To land the right site, do a lot of homework

Home: Before you start planning a new house on an open property, make sure you understand the numerous fine points of the process.

September 03, 2000|By Adele Evans | Adele Evans,SPECIAL TO THE SUN

Karen and Bill Ludwig thought they knew what they were getting into when they decided to purchase the perfect lot to build the perfect house in Parkton.

They inspected the 8 acres. They walked the grounds and questioned the seller about possible problems. They studied tax maps and made sure the land would support a septic system.

When their builder applied to Baltimore County for the building permit last spring, it was discovered that part of the lot was within a 100-year flood plain, and the issue brought the building process to a screeching, expensive halt.

Part of the flood plain lay where the Ludwigs planned their driveway. That necessitated special grading of the land to protect the driveway, and it required a formal plan by a soils engineer. A special grading permit then had to be issued by the Maryland Department of the Environment. Only after state approval would Baltimore County allow construction.

"Ours was the last lot in the subdivision. Now I know why," Karen said. "Why us?"

Most new-home buyers find their lots through a builder who has already developed a piece of land into a subdivision. There are other buyers, however, who enjoy the hunt of being able to find that special parcel - an acre or two that no one else knows about - and securing it for their home. But purchasing a raw piece of land to build a home can be daunting task. How do you look for land? Is it buildable? What is its value? What is the process that precedes building?

Though the Ludwigs' troubles are nearing an end, their $125,000 dream lot wound up costing them about $140,000. To that, add $20,000 in closing costs for their construction loan, a $10,000 down payment to the builder and more than $10,000 for state and county permits.

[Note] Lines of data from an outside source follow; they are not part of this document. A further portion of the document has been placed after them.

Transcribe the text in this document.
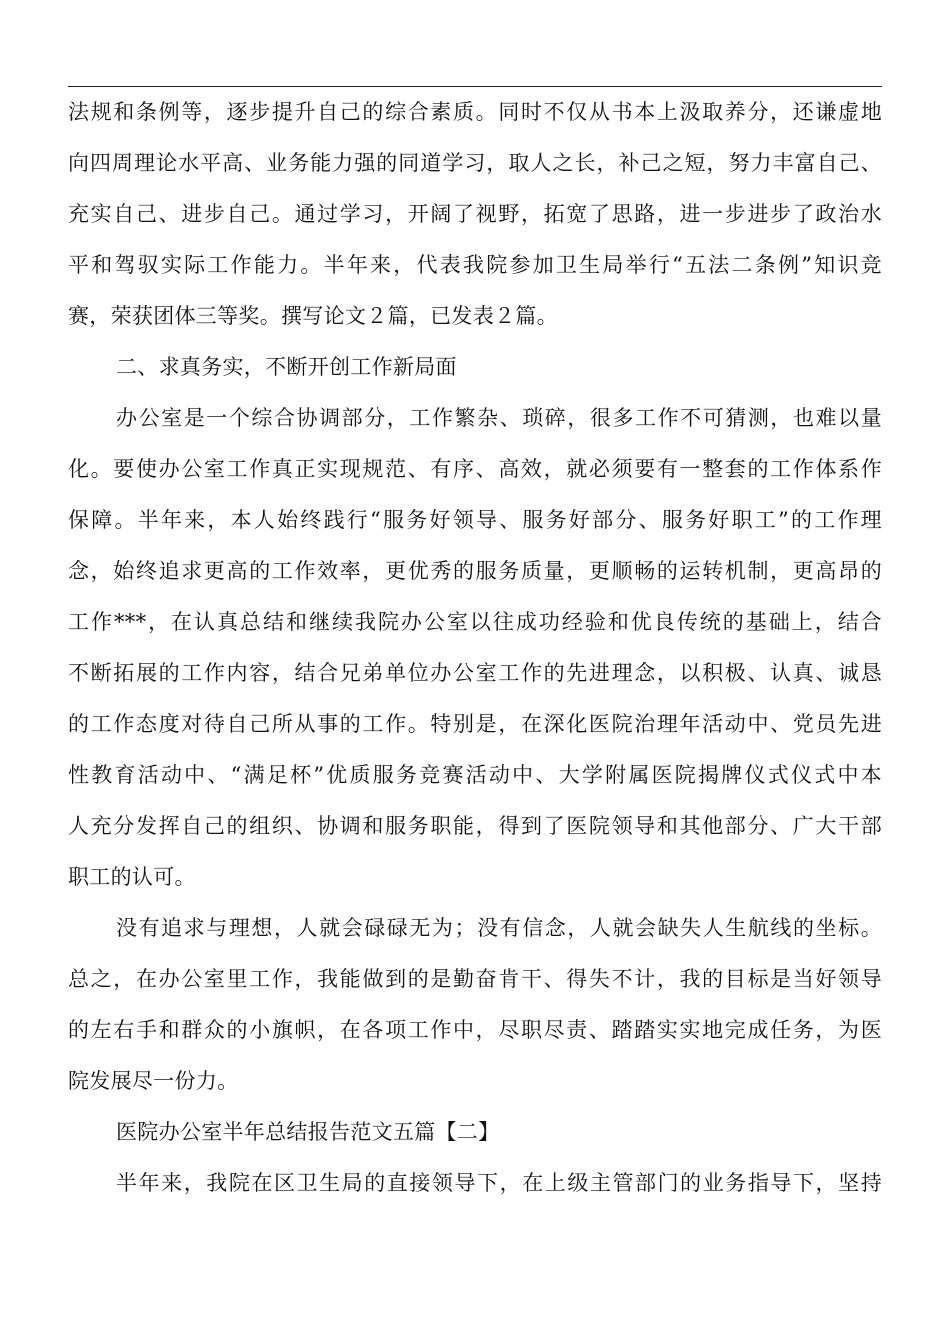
法规和条例等，逐步提升自己的综合素质。同时不仅从书本上汲取养分，还谦虚地
向四周理论水平高、业务能力强的同道学习，取人之长，补己之短，努力丰富自己、
充实自己、进步自己。通过学习，开阔了视野，拓宽了思路，进一步进步了政治水
平和驾驭实际工作能力。半年来，代表我院参加卫生局举行“五法二条例”知识竞
赛，荣获团体三等奖。撰写论文２篇，已发表２篇。
二、求真务实，不断开创工作新局面
办公室是一个综合协调部分，工作繁杂、琐碎，很多工作不可猜测，也难以量
化。要使办公室工作真正实现规范、有序、高效，就必须要有一整套的工作体系作
保障。半年来，本人始终践行“服务好领导、服务好部分、服务好职工”的工作理
念，始终追求更高的工作效率，更优秀的服务质量，更顺畅的运转机制，更高昂的
工作***，在认真总结和继续我院办公室以往成功经验和优良传统的基础上，结合
不断拓展的工作内容，结合兄弟单位办公室工作的先进理念，以积极、认真、诚恳
的工作态度对待自己所从事的工作。特别是，在深化医院治理年活动中、党员先进
性教育活动中、“满足杯”优质服务竞赛活动中、大学附属医院揭牌仪式仪式中本
人充分发挥自己的组织、协调和服务职能，得到了医院领导和其他部分、广大干部
职工的认可。
没有追求与理想，人就会碌碌无为；没有信念，人就会缺失人生航线的坐标。
总之，在办公室里工作，我能做到的是勤奋肯干、得失不计，我的目标是当好领导
的左右手和群众的小旗帜，在各项工作中，尽职尽责、踏踏实实地完成任务，为医
院发展尽一份力。
医院办公室半年总结报告范文五篇【二】
半年来，我院在区卫生局的直接领导下，在上级主管部门的业务指导下，坚持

The Ludwigs had a lot of cash tied up in the project.

The moral of the story is that great-looking land can come with great problems if the buyer isn't properly educated.

Flooding can be just one problem.

Others include:

A basic weakness in the soil that makes the lot unable to sustain the home's weight.

Setback restrictions.

Building restriction lines, streams and buffers.

Hostile neighbors.

Community association restrictions.

Controls on which builders are allowed to build within a subdivision.

That's why builders, developers and real estate agents say the first hurdle in the land game is the land itself.

Perhaps the biggest land-related issue, for those properties not serviced by public utilities, is water. Can you get enough water out of the ground? If there's no water, there's no house.

Water yield must be tested for all new wells.

The state has set a yield rate of one gallon per minute on new residential wells. This means that after the well's reservoir - or water standing in the well shaft - is drawn down by a licensed contractor, the well must pump a gallon a minute for six hours. This indicates that water is replenishing itself from fissures in the area at that rate. In addition, new wells (not drawn down) must be able to deliver at least 500 gallons over two hours.

Then comes septic. Before installation of a septic system, a county-certified soil percolation, or "perc test," is also required. This shows the ability of the soil to absorb liquid wastes.

Almost all of the homes that Pat Hagan, principal of Hagan & Hamilton custom homes, builds each year are on private well-and-septic systems. Some sellers make it the buyer's responsibility to drill the well, which can cost up to $5,000. Hagan and others say this is risky for the buyer, because some land doesn't have enough water - or it might take two or three tries to hit water.

"It's more prudent to buy with the well established, or make it the seller's responsibility to drill," Hagan said.

Time to investigate

As a safeguard against property flaws, when Chris Crampton, a land specialist with Long & Foster Real Estate Inc., signs a contract for a lot that's not in a developer's subdivision, he includes a "feasibility contingency clause." This gives the buyer a specific amount of time to investigate and check with county officials for potential problems. Sometimes even that isn't enough.

The Ludwigs had 30 days to check things out, and they knew about the flood plain from county paperwork. Even so, Karen said, they didn't recognize the ramifications of being within a flood plain until Hagan, their builder, went to secure the building permit.

Despite risks, some developers purchase distressed lots - lots that won't perc - or lots that need special grading or backfill work. Developers don't recommend such a strategy to the average consumer. Going straight to the farmer who owns the land is dangerous.

"We can walk in and estimate our costs to finish the job. The average person can't go in blind," said Harford County-based custom home builder Dave Thomas of TDT Construction.

Consumers also should be wary of when a parcel was subdivided.